Synergistic geniculate and cortical dynamics facilitate a decorrelated spatial frequency code in the early visual system

Abstract

Sensory stimuli are encoded by the neuronal firing patterns they evoke in the brain. This neural code becomes less correlated as information ascends through the visual system. In the primary visual cortex (V1), a spatial frequency (SF) tuning shift from coarse to fine features occurs alongside a reduction in correlations between stimulus representations. Our previous study suggested that this decorrelation is facilitated by coarse-to-fine processing in V1. However, there is evidence that coarse-to-fine processing emerges in the upstream dorsal lateral geniculate nucleus (dLGN), and it is unknown whether correlations between stimulus representations also decrease in this brain region.
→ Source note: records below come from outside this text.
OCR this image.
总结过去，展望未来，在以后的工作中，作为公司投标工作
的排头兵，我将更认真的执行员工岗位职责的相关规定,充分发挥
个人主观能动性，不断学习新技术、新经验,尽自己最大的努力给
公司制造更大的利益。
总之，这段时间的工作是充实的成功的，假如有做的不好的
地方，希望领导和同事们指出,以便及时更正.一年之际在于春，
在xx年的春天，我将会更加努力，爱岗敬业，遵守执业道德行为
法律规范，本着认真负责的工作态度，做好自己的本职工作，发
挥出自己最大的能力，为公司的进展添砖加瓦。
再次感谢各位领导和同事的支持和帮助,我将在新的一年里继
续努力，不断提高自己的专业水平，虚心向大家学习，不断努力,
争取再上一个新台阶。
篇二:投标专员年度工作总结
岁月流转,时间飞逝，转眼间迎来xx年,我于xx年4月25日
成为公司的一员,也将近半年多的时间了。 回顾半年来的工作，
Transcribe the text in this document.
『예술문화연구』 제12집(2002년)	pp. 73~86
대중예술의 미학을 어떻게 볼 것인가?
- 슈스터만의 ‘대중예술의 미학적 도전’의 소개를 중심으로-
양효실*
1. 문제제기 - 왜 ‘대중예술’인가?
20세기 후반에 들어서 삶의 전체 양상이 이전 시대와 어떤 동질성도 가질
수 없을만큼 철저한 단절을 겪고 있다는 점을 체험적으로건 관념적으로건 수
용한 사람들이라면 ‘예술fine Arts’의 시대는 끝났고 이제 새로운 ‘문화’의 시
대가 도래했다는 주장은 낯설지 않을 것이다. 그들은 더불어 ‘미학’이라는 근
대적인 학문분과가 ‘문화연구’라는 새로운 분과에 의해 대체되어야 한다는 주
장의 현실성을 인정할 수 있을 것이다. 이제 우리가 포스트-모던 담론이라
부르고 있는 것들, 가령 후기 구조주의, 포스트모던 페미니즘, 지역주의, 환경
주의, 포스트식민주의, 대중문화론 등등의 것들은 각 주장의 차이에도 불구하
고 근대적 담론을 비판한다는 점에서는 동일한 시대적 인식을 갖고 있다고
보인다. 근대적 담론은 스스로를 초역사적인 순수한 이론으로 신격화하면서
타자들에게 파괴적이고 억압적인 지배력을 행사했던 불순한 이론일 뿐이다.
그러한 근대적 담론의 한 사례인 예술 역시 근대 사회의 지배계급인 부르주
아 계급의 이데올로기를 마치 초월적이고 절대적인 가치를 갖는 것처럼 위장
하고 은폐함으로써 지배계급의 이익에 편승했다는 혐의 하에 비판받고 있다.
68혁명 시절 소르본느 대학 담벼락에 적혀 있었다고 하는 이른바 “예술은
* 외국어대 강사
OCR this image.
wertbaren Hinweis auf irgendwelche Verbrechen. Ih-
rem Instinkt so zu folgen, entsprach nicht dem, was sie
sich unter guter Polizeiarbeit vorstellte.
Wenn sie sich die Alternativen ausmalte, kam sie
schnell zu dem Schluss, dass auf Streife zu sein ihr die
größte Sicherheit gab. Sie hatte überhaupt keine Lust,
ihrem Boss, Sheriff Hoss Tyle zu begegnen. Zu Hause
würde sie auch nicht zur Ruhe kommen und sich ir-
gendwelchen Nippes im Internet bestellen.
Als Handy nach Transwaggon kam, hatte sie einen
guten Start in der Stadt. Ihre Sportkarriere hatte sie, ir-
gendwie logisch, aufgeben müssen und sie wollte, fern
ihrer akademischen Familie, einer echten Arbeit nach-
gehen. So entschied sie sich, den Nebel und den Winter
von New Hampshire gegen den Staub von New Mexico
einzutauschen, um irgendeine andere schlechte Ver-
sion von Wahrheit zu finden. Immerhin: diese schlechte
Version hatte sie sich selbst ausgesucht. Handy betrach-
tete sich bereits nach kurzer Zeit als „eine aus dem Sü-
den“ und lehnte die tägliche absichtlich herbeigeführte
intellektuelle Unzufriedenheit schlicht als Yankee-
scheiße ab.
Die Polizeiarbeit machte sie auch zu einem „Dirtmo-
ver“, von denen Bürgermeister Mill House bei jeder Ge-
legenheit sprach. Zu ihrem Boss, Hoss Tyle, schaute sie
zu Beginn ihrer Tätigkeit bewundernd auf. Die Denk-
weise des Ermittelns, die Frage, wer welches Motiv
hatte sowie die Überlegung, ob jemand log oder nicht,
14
Therefore, the extent to which decorrelation is inherited from dLGN, is driven by local circuit dynamics in V1, or is the result of synergy between these areas is unknown. In this study, we compared extracellular neuronal activity recorded from dLGN and V1 of mice (of either sex) in response to sinusoidal gratings of different SFs. Despite also exhibiting coarse-to-fine processing, dLGN did not exhibit decorrelation in contrast to V1, suggesting that decorrelation emerges following a cortical transformation. In V1, many units exhibited a delayed shift to suppression that interacted with coarse-to-fine shifts on a time course coinciding with the decorrelation. Our results are therefore consistent with decorrelation emerging in V1 from a synergy between response properties in both dLGN and V1. These results demonstrate that geniculocortical dynamics enable discrimination between rich visual details and highlight the importance of cross-regional synergy to sensory processing.